Interoperability is Key to Allied Military Forces to Train as they Fight


In today’s new battlespace, it is critical for military forces to collaborate with allied forces without facing issues related to interoperability. As part of an initiative to ensure operational readiness and interoperability, the U.S. Army is partnering with NATO and other allies to ensure integration of capabilities and systems.

The first exercise took place earlier this year, at the Joint Multinational Readiness Center, Hohenfels, Germany. According to Staff Sgt. Kathleen V. Polanco, soldiers from Albania, Canada, Czech Republic, Denmark, Italy, Lithuania, Poland, Romania, the United Kingdom and the United States came together to exercise tactical interoperability and test secure communications among NATO alliance members.

According to Polanco’s post, the commander of the exercise, Czech Republic Army Brig. Gen.

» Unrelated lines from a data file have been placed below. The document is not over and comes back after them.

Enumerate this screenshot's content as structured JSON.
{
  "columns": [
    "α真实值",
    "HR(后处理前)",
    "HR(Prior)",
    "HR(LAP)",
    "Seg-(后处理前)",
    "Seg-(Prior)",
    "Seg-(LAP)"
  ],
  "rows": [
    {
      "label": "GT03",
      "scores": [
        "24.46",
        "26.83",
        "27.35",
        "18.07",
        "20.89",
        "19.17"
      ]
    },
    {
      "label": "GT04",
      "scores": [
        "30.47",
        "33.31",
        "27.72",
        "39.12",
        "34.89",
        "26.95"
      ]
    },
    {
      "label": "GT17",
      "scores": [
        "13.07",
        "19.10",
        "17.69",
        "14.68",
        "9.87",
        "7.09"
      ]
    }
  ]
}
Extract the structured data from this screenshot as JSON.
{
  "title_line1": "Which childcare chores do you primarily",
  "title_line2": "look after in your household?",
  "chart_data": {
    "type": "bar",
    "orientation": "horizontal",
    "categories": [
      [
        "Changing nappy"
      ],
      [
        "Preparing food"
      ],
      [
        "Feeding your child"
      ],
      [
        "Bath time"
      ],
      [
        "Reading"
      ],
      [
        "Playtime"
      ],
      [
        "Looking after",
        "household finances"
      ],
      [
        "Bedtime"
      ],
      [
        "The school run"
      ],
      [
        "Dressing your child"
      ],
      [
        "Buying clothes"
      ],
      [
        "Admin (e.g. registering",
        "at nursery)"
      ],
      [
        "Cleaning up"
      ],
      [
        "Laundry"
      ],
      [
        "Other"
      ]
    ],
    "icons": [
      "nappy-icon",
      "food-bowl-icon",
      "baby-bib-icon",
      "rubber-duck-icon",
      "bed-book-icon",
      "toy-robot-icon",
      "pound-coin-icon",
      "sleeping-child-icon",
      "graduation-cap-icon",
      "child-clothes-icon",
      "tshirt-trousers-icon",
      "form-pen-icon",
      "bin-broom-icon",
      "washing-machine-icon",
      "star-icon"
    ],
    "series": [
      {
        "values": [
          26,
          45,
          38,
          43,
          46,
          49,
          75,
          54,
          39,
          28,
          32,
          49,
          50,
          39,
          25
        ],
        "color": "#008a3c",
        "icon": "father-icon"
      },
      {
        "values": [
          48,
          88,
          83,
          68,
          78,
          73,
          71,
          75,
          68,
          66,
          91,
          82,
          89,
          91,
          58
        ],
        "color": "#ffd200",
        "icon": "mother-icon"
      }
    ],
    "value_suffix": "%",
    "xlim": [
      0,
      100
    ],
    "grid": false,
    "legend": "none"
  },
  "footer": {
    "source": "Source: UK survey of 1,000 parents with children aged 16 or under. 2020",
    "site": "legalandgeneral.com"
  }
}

Karel Rehka, stressed the importance of training. “If we’re going to fight, most likely we’ll fight as an alliance, so training with multiple nations is ideal to prepare for that.”

Each military and allied force works in network environments with different standards and requirements based on their nation’s mission and capabilities. As these allies come together to train, they must have  secure communications, access to data, and be able to effectively share information .

In a recent article in SIGNAL, Mary Woods, Army deputy program executive officer for Command, Control and Communications–Tactical (PEO C3T), talks about the importance of broadening our understanding of interoperability. She says it goes beyond “networks capable of transferring data among partner nations.” True success, according to Woods, is “a byproduct of each country’s planning efforts, technical expertise and coordination behind the scenes months before any equipment ever touches the ground in an operational setting.”

This type of interoperability requires a team effort from technology developers, solutions providers, industry allies, coalition partners, and many more that enable coalition integration. It can’t be an afterthought or a part of the solution;  rather interoperability requires bigger thinking and solutions that are built with information sharing in mind from the start, for more effective mission command and control in today’s new battlespace.

The Army continues to address interoperability by holding events that bring allies and joint forces together with the goal of learning from the exercises and breaking down the walls that block essential data sharing among partners. Future warfighting exercises will be held throughout the year.